Singapore Institute for Clinical Sciences (SICS), Agency for Science, Technology and Research (A∗STAR), Singapore.
Department of Biological Sciences, Faculty of Science, National University of Singapore (NUS), Singapore.
J Nutr. 2024 Jul;154(7):2157-2166. doi: 10.1016/j.tjnut.2024.05.002. Epub 2024 May 11.
We previously reported that delayed allergenic food introduction in infancy did not increase food allergy risk until age 4 y within our prospective cohort. However, it remains unclear whether other aspects of maternal or infant diet play roles in the development of childhood food allergy.
We examined the relationship between maternal pregnancy and infant dietary patterns and the development of food allergies until age 8 y.
Among 1152 Singapore Growing Up in Singapore Towards healthy Outcomes study mother-infant dyads, the infant's diet was ascertained using food frequency questionnaires at 18 mo. Maternal dietary patterns during pregnancy were derived from 24-h diet recalls. Food allergy was determined through interviewer-administered questionnaires at regular time points from infancy to age 8 y and defined as a positive history of allergic reactions, alongside skin prick tests at 18 mo, 3, 5, and 8 y.

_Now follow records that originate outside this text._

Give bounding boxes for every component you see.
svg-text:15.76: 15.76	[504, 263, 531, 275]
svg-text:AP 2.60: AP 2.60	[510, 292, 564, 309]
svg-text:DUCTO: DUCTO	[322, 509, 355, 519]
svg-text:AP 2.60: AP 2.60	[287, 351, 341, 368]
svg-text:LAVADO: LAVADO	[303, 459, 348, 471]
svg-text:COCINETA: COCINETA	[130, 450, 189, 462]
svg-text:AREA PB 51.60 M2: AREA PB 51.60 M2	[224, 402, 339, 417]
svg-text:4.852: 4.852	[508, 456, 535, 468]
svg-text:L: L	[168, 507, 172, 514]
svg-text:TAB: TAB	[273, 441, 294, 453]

Food allergy prevalence was 2.5% (22/883) at 12 mo and generally decreased over time by 8 y (1.9%; 14/736). Higher maternal dietary quality was associated with increased risk of food allergy (P ≤ 0.016); however, odds ratios were modest. Offspring food allergy risk ≤8 y showed no associations with measures of infant diet including timing of solids/food introduction (adjusted odds ratio [aOR]: 0.90; 95% confidence interval [CI]: 0.42, 1.92), infant's diet quality (aOR: 0.93; 95% CI: 0.88, 0.99) or diet diversity (aOR: 0.84; 95% CI: 0.6, 1.19). Most infants (89%) were first introduced to cow milk protein within the first month of life, while egg and peanut introduction were delayed (58.3% introduced by mean age 8.8 mo and 59.8% by mean age 18.1 mo, respectively).

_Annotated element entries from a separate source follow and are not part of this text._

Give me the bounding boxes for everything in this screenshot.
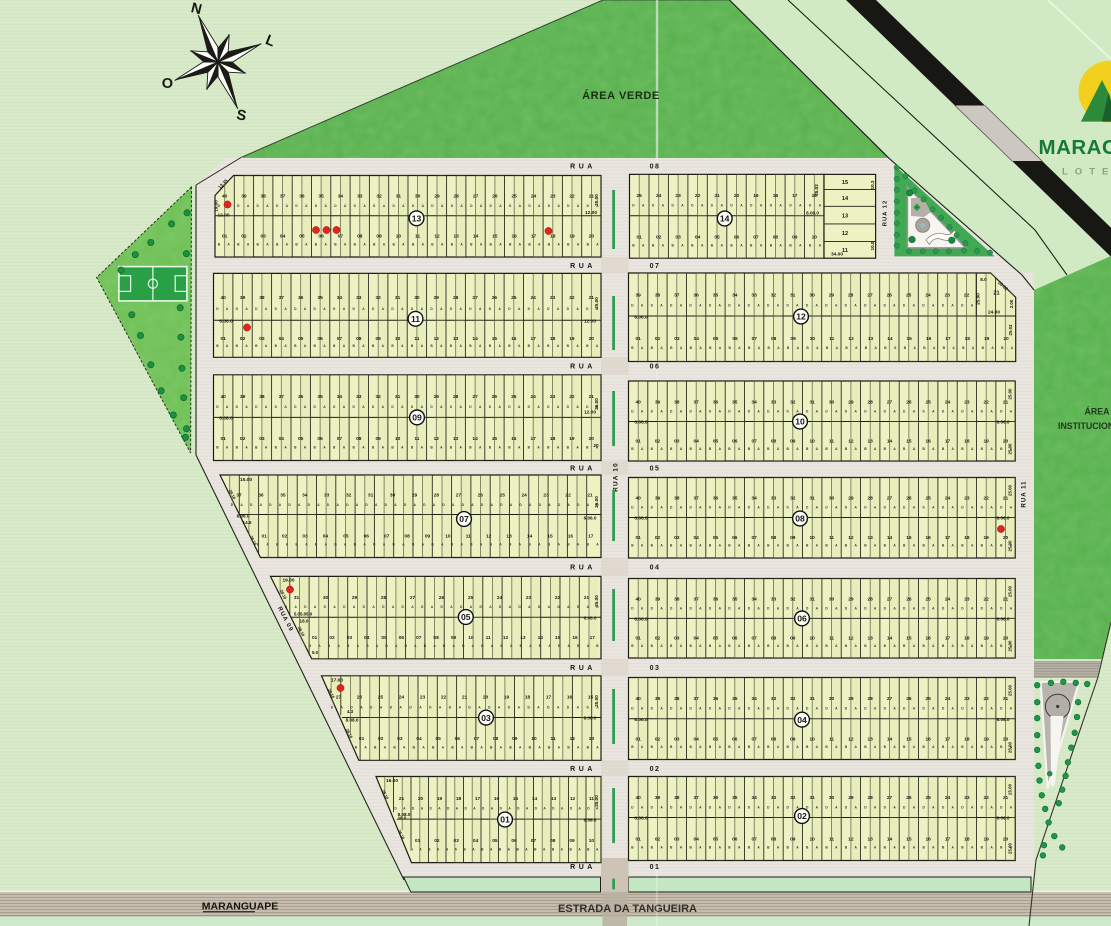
svg-text:6.06.0: 6.06.0 (997, 420, 1010, 425)
svg-text:25.00: 25.00 (1008, 443, 1013, 455)
svg-text:01: 01 (500, 815, 510, 825)
svg-text:MARACAN: MARACAN (1039, 136, 1111, 159)
svg-text:LOTEA: LOTEA (1062, 167, 1111, 178)
svg-text:01: 01 (650, 864, 661, 871)
svg-text:12.00: 12.00 (584, 410, 596, 416)
svg-text:25.00: 25.00 (594, 595, 599, 607)
svg-text:05: 05 (461, 612, 471, 622)
svg-text:6.06.0: 6.06.0 (584, 818, 597, 823)
svg-text:MARANGUAPE: MARANGUAPE (202, 901, 278, 913)
svg-text:20: 20 (593, 443, 599, 449)
svg-text:RUA: RUA (570, 163, 596, 170)
svg-text:18.0: 18.0 (398, 815, 407, 820)
svg-text:12.00: 12.00 (585, 210, 597, 216)
svg-text:25.00: 25.00 (594, 496, 599, 508)
svg-text:25.00: 25.00 (1008, 540, 1013, 552)
svg-text:02: 02 (650, 766, 661, 773)
svg-text:6.06.0: 6.06.0 (634, 717, 648, 723)
svg-text:11: 11 (411, 314, 420, 324)
svg-text:06: 06 (650, 364, 661, 371)
svg-text:04: 04 (650, 565, 661, 572)
svg-text:6.06.0: 6.06.0 (584, 616, 597, 621)
svg-text:10.0: 10.0 (870, 241, 875, 250)
svg-text:25.00: 25.00 (1008, 842, 1013, 854)
svg-text:34.00: 34.00 (831, 251, 843, 257)
svg-text:13: 13 (412, 214, 422, 224)
svg-text:02: 02 (797, 811, 807, 821)
svg-text:RUA 11: RUA 11 (1021, 480, 1028, 507)
svg-text:6.06.0: 6.06.0 (997, 516, 1010, 521)
svg-text:07: 07 (650, 263, 661, 270)
svg-text:6.06.0: 6.06.0 (634, 420, 648, 426)
svg-text:25.00: 25.00 (594, 695, 599, 707)
svg-text:RUA: RUA (570, 565, 596, 572)
svg-text:25.00: 25.00 (594, 795, 599, 807)
svg-text:08: 08 (795, 514, 805, 524)
svg-text:06: 06 (797, 614, 807, 624)
svg-text:03: 03 (650, 665, 661, 672)
svg-text:25.00: 25.00 (976, 293, 981, 305)
svg-text:O: O (162, 76, 173, 92)
svg-text:25.03: 25.03 (1008, 324, 1013, 336)
svg-text:6.06.0: 6.06.0 (634, 616, 648, 622)
svg-text:25.00: 25.00 (594, 297, 599, 309)
svg-text:09: 09 (412, 413, 422, 423)
svg-text:15.00: 15.00 (240, 477, 252, 483)
svg-text:24.00: 24.00 (988, 310, 1000, 316)
svg-text:8.08.0: 8.08.0 (806, 211, 819, 216)
svg-text:6.06.0: 6.06.0 (997, 816, 1010, 821)
svg-text:RUA: RUA (570, 465, 596, 472)
svg-text:5.05.05.0: 5.05.05.0 (294, 612, 313, 617)
svg-text:6.06.0: 6.06.0 (997, 616, 1010, 621)
svg-text:04: 04 (797, 715, 807, 725)
svg-text:14.5: 14.5 (243, 520, 252, 525)
svg-text:14: 14 (842, 196, 849, 202)
svg-text:6.06.0: 6.06.0 (219, 319, 233, 325)
svg-text:18.0: 18.0 (300, 619, 309, 624)
svg-text:ÁREA VERDE: ÁREA VERDE (582, 89, 660, 102)
svg-text:RUA: RUA (570, 364, 596, 371)
svg-text:17.00: 17.00 (331, 678, 343, 684)
svg-text:25.00: 25.00 (594, 398, 599, 410)
svg-text:ÁREA: ÁREA (1085, 407, 1111, 417)
svg-text:03: 03 (481, 713, 491, 723)
svg-text:RUA: RUA (570, 263, 596, 270)
svg-text:5.0: 5.0 (312, 650, 319, 655)
svg-text:19.00: 19.00 (282, 578, 294, 584)
svg-text:08: 08 (650, 163, 661, 170)
svg-text:6.06.0: 6.06.0 (584, 516, 597, 521)
svg-text:12: 12 (842, 231, 848, 237)
svg-text:12.00: 12.00 (584, 319, 596, 325)
svg-text:25.00: 25.00 (1008, 640, 1013, 652)
svg-text:2.00: 2.00 (1009, 299, 1014, 308)
svg-text:25.00: 25.00 (1008, 783, 1013, 795)
svg-text:8.08.0: 8.08.0 (346, 718, 359, 723)
svg-text:RUA 12: RUA 12 (883, 200, 889, 226)
svg-text:19.00: 19.00 (214, 200, 219, 212)
svg-text:12.00: 12.00 (217, 213, 229, 219)
svg-text:10: 10 (795, 417, 805, 427)
svg-text:RUA: RUA (570, 665, 596, 672)
svg-text:25.00: 25.00 (1008, 585, 1013, 597)
svg-text:25.00: 25.00 (1008, 388, 1013, 400)
svg-text:25.00: 25.00 (1008, 484, 1013, 496)
svg-text:INSTITUCIONAL: INSTITUCIONAL (1058, 421, 1111, 431)
svg-text:6.06.0: 6.06.0 (237, 514, 250, 519)
svg-text:RUA: RUA (570, 864, 596, 871)
svg-text:ESTRADA DA TANGUEIRA: ESTRADA DA TANGUEIRA (558, 903, 697, 915)
svg-text:14: 14 (720, 214, 730, 224)
svg-text:RUA: RUA (570, 766, 596, 773)
svg-text:8.0: 8.0 (980, 277, 987, 282)
svg-text:05: 05 (650, 465, 661, 472)
svg-text:6.06.0: 6.06.0 (634, 315, 648, 321)
svg-text:6.06.0: 6.06.0 (584, 716, 597, 721)
svg-text:6.06.0: 6.06.0 (997, 717, 1010, 722)
svg-text:8.08.0: 8.08.0 (219, 416, 233, 422)
svg-text:6.06.0: 6.06.0 (634, 516, 648, 522)
svg-text:25.00: 25.00 (594, 194, 599, 206)
svg-text:12: 12 (796, 312, 806, 322)
svg-text:RUA 10: RUA 10 (613, 462, 620, 492)
svg-text:16.00: 16.00 (386, 778, 398, 784)
svg-text:21: 21 (993, 291, 999, 297)
svg-text:6.06.0: 6.06.0 (634, 816, 648, 822)
svg-text:25.02: 25.02 (814, 184, 819, 196)
svg-text:13: 13 (842, 213, 848, 219)
svg-text:15: 15 (842, 180, 848, 186)
svg-text:25.00: 25.00 (1008, 741, 1013, 753)
svg-text:07: 07 (459, 514, 469, 524)
svg-text:25.00: 25.00 (1008, 684, 1013, 696)
svg-text:4.3: 4.3 (347, 709, 354, 714)
svg-text:10.3: 10.3 (870, 180, 875, 189)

Apart from maternal diet quality showing a modest association, infant's allergenic food introduction, diet quality, and dietary diversity were not associated with food allergy development in this Asian pediatric population. Interventional studies are needed to evaluate the efficacy of these approaches to food allergy prevention across different populations.
我们之前的研究报告表明,在我们的前瞻性队列中,婴儿期延迟引入致敏性食物直到 4 岁时才会增加食物过敏的风险。然而,目前尚不清楚母亲或婴儿饮食的其他方面是否在儿童食物过敏的发展中起作用。
我们研究了母亲妊娠和婴儿饮食模式与 8 岁前食物过敏发展之间的关系。
在 1152 对新加坡成长于新加坡以实现健康结局研究母婴对子中,通过 18 个月时的食物频率问卷来确定婴儿的饮食。通过 24 小时饮食回顾来确定母亲妊娠期间的饮食模式。通过从婴儿期到 8 岁时定期进行的访谈式问卷调查来确定食物过敏,并通过 18 个月、3 岁、5 岁和 8 岁时的皮肤点刺试验来定义过敏反应的阳性病史。
12 个月时食物过敏的患病率为 2.5%(22/883),并随着时间的推移到 8 岁时逐渐下降(1.9%;14/736)。较高的母体饮食质量与食物过敏风险增加相关(P≤0.016);然而,比值比适中。≤8 岁的患儿食物过敏风险与包括固体/食物引入时间(调整比值比[aOR]:0.90;95%置信区间[CI]:0.42,1.92)、婴儿饮食质量(aOR:0.93;95% CI:0.88,0.99)或饮食多样性(aOR:0.84;95% CI:0.6,1.19)在内的婴儿饮食措施均无关联。大多数婴儿(89%)在生命的第一个月内首次引入牛奶蛋白,而鸡蛋和花生的引入时间较晚(58.3%在平均 8.8 个月时引入,59.8%在平均 18.1 个月时引入)。
除了母体饮食质量表现出适度的关联外,婴儿致敏性食物的引入、饮食质量和饮食多样性与该亚洲儿科人群的食物过敏发展无关。需要进行干预性研究来评估这些方法在不同人群中预防食物过敏的效果。